The Other McCain writes about the history of the term quality time in Living Well Is the Best Revenge:

The cliché of “quality time” was invented by Baby Boomer yuppies in the 1980s to rationalize the way their lifestyles deprived their children of so many traditional childhood experiences. Whereas most Baby Boomers grew up in traditional families — perhaps our parents were not as perfect as Ward and June Cleaver, but we still had the basic security of a stable home life — many of the Boomers sadly failed their children in this regard. If you’ve read Barbara Dafoe Whitehead’s book The Divorce Culture, you understand how the cliché of “quality time” insinuated itself into the vocabulary of parenting. The working mother might not be able to give her children the kind of daily supervision and care she’d like to give them, but she could take them on a three-day vacation to Disney World and say they’d had quality time together. The divorced father might only see his kids one weekend a month, but he could take them out jet-skiing at the lake and tell himself that this quality time made up for the absence enforced by the custody settlement.

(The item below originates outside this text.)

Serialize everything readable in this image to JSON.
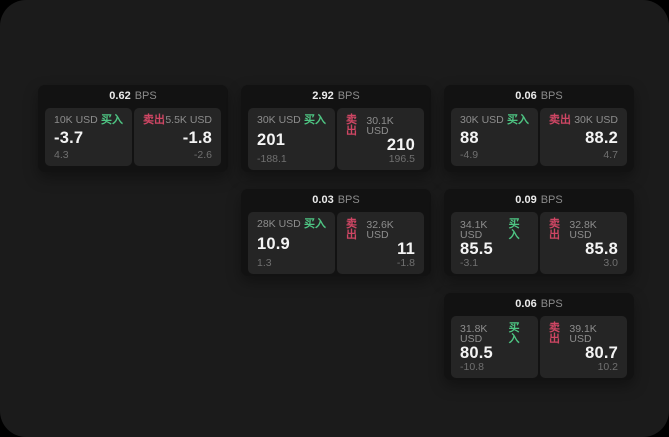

Rationalizations are a psychological defense mechanism — the ego defending itself against negative feedback — and everybody has to do whatever it takes to stay sane in difficult circumstances. Even if we have been able to avoid the worst impacts of cultural decadence in our own lives, most of us have friends and relatives who’ve been directly affected by the unraveling of our social social fabric. Divorce, suicide, drug addiction, criminal violence — the kind of stuff Tucker Carlson was talking about Wednesday night — are both cause and effect of the downward spiral that has been destroying American culture for the past 50 years.

I didn’t notice the link back here until I caught up on his posts yesterday, so that was a pleasant surprise.  I would argue however that the term wasn’t generally a rationalization by the fathers who were kicked out of their homes, but was instead a rationalization by the people who assisted with or advocated kicking fathers out of the home.